Irish timber merchants have been busy this year but several say margins are tight. Predicted price rises for construction softwood have not materialised and competition between merchants is said to be strong.

One trader told TTJ: “Demand is pretty good, volumes are not bad but margins with softwood are disappointing.”

Against this background is a buoyant construction sector, with the all-important housing industry still performing amazingly well.

Department for the Environment statistics show a record 76,954 house completions in 2004, an 11.8% growth on the previous year. AIB Global Treasury estimates the figure could still be as high as 75,000 this year but it expects output to decline “significantly” after this, with completions falling back 13% to 65,000 in 2006 and possibly 60,000 during 2006-11. It said the trend in house registrations and a shift towards apartment construction indicates completions levelling off this year.

Construction growth

UK-based AMA Research’s first report on the Irish construction industry says the sector’s output now accounts for around a quarter of the country’s economic activity. It said the sector was worth about €28.1bn in 2004, up from an estimated €23.7bn in 2003.

The rise of timber frame construction has been a salient factor in the housing boom, but it is a mixed blessing for merchants, as the lion’s share of wood is imported direct to the timber frame manufacturers.

A report on the sector, released at the launch of a new wood promotion campaign by the Wood Marketing Federation, shows the extent of timber frame’s growth. It says 19,000 timber frame houses were built in 2004, compared with just 1,500 in 1995. Market share reached 25% last year, while potential sawnwood consumption for the sector is about 160,000m3. The report recognises opportunities for Irish sawn timber producers in the sector as long as they supply a new and expanded range of products.

Increased volumes of cheap wood are reportedly coming in from Russia but the regularity of supply and accuracy of specification are issues, according to some merchants. One importer of Baltic timber said about 40% of his loads were about 4.8m in length. Scandinavian timber companies are reportedly looking at buying Russian log procurement companies to try to get more control over lengths.

The recent lockouts in Finland’s paper industry, which have led to Finnish sawmills reducing shifts or shutting down early for the summer, have not been an issue for many merchants/importers. However, one contact thought the dispute might have helped clear the oversupply of redwood and he is hoping redwood prices will soon pick up.

Another merchant said the strong housing and repair, maintenance and improvement sectors are proving good for wood products. He said the lack of a large indigenous furniture manufacturing industry means hardwoods are mainly going into the joinery sector. These timbers are commonly used in hotel and bar fitouts, but there are signs that hotel work may start to dry up. Temperate hardwoods have overtaken tropical timber in recent years, with blond woods proving popular.
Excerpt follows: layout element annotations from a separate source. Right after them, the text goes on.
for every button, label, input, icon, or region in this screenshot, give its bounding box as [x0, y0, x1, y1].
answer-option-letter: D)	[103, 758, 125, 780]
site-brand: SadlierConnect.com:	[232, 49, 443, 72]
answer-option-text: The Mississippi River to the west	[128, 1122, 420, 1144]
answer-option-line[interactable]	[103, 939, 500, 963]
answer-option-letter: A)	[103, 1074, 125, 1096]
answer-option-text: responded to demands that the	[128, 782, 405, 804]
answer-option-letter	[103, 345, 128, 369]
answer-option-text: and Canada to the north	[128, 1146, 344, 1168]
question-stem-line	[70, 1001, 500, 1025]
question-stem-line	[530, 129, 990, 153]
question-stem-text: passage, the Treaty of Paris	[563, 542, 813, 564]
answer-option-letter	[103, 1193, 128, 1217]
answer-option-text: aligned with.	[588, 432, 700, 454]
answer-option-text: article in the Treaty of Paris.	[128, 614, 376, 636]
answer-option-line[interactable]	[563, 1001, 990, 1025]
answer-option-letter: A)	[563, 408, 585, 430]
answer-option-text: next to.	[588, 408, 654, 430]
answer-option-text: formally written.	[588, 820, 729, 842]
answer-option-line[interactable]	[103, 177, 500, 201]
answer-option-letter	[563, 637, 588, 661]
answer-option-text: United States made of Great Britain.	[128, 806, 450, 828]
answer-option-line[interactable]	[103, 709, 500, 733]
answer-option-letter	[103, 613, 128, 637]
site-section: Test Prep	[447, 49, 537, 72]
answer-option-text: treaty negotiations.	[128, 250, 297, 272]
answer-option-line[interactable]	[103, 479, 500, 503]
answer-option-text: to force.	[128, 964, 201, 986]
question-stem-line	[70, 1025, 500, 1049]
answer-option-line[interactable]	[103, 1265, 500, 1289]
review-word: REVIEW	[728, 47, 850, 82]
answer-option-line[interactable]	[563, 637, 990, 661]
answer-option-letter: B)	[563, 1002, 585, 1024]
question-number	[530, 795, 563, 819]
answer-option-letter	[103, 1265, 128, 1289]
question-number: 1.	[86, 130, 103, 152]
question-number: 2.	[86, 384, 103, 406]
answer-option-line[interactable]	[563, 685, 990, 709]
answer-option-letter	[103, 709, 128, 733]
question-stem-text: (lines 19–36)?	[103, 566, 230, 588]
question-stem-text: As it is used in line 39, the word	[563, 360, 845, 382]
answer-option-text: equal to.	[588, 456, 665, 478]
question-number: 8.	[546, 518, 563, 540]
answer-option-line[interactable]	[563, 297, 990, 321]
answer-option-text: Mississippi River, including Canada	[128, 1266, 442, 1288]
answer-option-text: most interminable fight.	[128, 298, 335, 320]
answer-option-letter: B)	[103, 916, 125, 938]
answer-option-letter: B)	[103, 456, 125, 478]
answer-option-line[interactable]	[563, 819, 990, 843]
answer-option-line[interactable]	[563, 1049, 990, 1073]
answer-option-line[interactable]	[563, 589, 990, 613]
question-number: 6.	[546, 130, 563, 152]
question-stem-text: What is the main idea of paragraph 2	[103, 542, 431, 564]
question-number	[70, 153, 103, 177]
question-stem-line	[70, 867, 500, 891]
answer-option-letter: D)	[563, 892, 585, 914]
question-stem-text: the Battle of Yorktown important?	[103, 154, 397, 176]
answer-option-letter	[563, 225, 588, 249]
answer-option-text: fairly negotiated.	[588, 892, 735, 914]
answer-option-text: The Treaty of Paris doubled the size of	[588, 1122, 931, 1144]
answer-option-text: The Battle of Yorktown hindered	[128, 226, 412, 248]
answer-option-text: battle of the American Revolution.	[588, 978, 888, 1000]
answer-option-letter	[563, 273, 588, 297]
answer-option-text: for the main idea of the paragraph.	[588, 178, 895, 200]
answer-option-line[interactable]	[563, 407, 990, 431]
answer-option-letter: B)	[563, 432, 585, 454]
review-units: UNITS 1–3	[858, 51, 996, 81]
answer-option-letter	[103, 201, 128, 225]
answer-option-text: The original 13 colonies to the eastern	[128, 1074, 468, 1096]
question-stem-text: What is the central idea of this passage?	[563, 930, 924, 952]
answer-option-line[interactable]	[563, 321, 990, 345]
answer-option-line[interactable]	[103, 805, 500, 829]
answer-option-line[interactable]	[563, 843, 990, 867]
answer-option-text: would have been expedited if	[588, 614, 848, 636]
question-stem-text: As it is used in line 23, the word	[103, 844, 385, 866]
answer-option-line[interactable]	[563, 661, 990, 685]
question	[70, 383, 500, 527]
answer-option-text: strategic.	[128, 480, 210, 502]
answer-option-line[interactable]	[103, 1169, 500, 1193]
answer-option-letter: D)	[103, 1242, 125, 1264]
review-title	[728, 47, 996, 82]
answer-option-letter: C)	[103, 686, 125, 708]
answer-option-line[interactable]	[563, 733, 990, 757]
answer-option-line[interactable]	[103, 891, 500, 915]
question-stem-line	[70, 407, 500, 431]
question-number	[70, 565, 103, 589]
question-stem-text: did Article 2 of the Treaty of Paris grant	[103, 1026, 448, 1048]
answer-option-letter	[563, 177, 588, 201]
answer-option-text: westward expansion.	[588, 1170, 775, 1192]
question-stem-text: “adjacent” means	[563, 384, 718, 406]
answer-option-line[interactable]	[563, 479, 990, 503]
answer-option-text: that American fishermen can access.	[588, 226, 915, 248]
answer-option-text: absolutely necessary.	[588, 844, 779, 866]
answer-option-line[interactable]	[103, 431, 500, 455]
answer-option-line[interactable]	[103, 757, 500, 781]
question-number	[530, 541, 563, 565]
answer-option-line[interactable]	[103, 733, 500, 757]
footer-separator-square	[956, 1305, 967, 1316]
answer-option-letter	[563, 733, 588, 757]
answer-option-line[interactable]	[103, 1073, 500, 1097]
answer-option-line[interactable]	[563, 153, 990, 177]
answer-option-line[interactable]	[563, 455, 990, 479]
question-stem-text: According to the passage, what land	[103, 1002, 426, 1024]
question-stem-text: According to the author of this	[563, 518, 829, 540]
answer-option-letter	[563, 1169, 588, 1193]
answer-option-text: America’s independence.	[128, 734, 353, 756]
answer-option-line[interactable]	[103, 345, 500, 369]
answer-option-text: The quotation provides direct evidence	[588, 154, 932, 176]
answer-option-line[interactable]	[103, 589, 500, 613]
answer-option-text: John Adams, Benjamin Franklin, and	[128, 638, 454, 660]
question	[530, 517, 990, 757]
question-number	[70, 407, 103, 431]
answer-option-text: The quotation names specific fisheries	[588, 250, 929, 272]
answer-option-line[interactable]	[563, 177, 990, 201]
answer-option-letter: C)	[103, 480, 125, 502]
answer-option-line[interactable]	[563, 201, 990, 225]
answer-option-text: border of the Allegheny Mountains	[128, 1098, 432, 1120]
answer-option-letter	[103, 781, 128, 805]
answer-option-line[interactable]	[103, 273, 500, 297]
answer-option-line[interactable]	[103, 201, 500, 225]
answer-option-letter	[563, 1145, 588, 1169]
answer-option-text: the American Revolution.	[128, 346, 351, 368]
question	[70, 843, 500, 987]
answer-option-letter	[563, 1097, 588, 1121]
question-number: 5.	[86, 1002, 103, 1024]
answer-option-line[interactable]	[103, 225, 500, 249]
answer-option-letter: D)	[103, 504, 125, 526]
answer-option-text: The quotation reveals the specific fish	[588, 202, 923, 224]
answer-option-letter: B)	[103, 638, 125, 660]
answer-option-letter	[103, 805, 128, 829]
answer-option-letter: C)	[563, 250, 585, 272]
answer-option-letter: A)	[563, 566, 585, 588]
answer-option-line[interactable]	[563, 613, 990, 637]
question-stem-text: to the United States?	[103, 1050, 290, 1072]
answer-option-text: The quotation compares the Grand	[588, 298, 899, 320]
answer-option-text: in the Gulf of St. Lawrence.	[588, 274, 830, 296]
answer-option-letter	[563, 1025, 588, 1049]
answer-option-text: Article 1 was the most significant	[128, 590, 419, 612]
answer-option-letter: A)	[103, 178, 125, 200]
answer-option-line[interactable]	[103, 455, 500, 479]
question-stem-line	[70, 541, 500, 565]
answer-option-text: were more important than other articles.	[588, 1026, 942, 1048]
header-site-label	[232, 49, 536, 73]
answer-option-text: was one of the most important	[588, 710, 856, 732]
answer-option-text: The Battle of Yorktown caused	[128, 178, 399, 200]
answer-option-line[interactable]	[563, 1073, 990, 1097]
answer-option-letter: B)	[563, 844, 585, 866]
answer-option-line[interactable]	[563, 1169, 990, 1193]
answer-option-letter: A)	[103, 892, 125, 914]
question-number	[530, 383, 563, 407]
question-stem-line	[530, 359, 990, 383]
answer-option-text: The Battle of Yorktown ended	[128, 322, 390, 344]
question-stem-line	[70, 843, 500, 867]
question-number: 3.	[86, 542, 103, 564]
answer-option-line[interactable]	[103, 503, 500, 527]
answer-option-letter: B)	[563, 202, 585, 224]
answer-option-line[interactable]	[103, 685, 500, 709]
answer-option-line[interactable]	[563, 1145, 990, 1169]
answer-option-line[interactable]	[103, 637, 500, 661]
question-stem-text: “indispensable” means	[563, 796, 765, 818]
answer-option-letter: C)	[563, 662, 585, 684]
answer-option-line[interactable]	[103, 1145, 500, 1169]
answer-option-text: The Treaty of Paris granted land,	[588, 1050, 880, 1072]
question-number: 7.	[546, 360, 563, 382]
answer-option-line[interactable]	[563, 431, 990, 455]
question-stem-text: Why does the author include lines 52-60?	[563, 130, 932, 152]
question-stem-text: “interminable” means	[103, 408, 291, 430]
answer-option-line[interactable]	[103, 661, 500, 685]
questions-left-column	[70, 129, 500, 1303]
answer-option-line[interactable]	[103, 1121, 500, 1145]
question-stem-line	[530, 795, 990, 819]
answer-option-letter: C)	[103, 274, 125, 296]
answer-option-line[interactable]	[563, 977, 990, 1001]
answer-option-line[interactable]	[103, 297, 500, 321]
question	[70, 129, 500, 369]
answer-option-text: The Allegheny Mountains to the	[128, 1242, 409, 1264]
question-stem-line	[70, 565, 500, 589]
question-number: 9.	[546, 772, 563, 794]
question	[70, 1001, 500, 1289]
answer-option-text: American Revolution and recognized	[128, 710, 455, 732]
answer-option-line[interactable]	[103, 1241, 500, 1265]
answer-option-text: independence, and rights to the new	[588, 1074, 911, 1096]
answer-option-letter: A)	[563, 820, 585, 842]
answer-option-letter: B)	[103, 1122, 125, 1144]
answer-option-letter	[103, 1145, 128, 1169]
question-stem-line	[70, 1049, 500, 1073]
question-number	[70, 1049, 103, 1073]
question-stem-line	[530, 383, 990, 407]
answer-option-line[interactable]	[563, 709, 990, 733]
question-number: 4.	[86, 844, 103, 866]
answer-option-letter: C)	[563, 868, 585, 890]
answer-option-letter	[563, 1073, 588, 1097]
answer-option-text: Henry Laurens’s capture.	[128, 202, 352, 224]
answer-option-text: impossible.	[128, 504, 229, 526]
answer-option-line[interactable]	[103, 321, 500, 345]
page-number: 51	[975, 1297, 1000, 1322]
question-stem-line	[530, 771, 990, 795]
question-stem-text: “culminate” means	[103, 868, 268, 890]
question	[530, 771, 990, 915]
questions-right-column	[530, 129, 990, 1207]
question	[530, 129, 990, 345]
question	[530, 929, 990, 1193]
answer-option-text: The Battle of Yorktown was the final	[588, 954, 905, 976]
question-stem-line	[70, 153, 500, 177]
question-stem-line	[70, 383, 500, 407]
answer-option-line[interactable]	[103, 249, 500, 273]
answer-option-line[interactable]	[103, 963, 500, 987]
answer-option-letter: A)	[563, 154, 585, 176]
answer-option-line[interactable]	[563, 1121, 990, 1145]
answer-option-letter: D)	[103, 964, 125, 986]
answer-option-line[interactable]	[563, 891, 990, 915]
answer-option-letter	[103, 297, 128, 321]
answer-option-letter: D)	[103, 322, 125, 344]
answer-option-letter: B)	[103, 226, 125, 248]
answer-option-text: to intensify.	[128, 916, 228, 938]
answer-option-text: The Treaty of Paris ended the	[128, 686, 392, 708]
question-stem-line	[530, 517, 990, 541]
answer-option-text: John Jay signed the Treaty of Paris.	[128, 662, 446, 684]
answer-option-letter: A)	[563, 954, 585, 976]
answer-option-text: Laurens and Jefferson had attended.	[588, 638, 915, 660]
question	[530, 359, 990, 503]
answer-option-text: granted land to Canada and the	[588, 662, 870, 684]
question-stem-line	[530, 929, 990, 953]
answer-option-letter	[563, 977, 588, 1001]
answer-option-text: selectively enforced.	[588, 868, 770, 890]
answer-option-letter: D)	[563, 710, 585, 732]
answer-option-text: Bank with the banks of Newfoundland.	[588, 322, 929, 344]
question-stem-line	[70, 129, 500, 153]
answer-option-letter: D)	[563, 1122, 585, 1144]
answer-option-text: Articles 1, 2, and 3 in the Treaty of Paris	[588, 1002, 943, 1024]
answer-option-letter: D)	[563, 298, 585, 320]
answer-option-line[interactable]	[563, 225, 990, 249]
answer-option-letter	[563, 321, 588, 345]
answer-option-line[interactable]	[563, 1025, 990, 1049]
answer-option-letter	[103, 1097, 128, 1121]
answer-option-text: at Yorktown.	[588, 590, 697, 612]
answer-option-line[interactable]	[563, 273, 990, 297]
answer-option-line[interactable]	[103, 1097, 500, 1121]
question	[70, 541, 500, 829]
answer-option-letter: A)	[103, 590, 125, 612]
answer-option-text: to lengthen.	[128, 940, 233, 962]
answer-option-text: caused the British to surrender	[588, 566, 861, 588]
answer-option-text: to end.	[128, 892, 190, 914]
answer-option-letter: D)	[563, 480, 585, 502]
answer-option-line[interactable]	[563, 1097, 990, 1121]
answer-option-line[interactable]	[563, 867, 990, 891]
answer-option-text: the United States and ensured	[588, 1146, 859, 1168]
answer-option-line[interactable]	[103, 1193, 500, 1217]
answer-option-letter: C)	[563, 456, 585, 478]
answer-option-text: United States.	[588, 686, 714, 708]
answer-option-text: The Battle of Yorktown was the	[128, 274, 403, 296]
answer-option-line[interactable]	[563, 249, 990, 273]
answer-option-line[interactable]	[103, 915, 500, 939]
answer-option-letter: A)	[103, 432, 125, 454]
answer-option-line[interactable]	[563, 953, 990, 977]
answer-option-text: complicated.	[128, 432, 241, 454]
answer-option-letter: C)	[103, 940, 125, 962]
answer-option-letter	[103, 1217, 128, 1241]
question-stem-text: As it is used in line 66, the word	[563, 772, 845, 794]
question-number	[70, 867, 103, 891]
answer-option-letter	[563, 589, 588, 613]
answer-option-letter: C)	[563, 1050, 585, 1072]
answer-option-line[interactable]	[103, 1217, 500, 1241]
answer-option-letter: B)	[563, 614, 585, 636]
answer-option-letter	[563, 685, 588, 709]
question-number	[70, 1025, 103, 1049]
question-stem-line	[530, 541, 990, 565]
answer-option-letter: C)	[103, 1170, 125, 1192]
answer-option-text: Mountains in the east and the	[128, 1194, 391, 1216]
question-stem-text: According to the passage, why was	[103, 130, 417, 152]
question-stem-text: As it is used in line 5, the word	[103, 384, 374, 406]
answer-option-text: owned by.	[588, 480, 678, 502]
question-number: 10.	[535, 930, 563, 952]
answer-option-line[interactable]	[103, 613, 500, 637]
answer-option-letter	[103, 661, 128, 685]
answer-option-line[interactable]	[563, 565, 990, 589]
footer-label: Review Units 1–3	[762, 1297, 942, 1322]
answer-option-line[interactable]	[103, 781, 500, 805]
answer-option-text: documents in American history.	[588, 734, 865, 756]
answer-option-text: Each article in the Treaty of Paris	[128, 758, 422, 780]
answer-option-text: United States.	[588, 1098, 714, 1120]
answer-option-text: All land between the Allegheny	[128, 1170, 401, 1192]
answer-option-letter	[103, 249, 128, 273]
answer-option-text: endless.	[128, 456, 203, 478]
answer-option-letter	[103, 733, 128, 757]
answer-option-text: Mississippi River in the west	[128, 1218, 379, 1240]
Hardwood flooring is still in demand but a growth in the number of companies selling the product has created more competition.

A common theme on the sheet materials side is the trend towards imported flat-packed furniture, which has affected the level of panels going into the furniture sector. However, one chipboard producer said: “The market seems to be reasonable and if we can get through July it will have been a reasonable first half of the year.”

London Olympics

He said London’s victory in hosting the 2012 Olympics should have a positive impact. Irish producers were busy when Euro Disney was built in the early 1990s.

On the MDF front, one agent said business was quiet in May and June but unexpectedly busy in July. He said last year’s improvement in the MDF business continued through to March this year before flattening out but it has not been possible to make further price rises, with supply and demand fairly in balance.

The housing boom has meant more kitchens, which is good for MDF, while stair treads and risers are also being made from the product.

But the source added: “The future of the MDF industry lies in the ability to provide more and more specialised products. Without them MDF is simply a commodity and its price yo-yos with supply and demand and often price goes down beyond the bottom line.” Such specialised products include flame retardant, exterior grade and zero formaldehyde panels.

The panels market has been affected by increased energy and resin costs.

Meanwhile, sawmillers are preparing for their summer shutdowns. One mill said the start of 2005 was quiet but business has picked up reasonably well since. Bad weather during the spring ensured a slow start for the decking market.

The issue of log supply from Coillte will still not go away and at least one mill is now importing logs from Scotland to boost low inventories.

Another sawmiller said: “Our biggest problem at the moment is we can’t have price increases.” He said energy costs have soared by 20% and transport rates are also higher.

The company’s Irish market was described as “buoyant” but its UK business has dipped recently, apparently due to a lack of market confidence, with concerns about interest rates and the housing market.

Rising transport rates have affected bidding prices at Coillte’s auctions. The state forester said price rises forecast at the start of 2005 had not materialised, which was “disappointing”. But its log volumes have been better than expected during the first six months. Its most recent auction of harvested logs on July 14 resulted in 70,000m3 sold.

So far this year, Coillte has offered 1.516 million m3, up 101,000m3 on last year, with 1.38 million m3 being sold (contracted) – up 112,000m3 on a year ago. For the first half, the volume of logs taken up by the industry was up by 5% on a year ago to 50,000m3.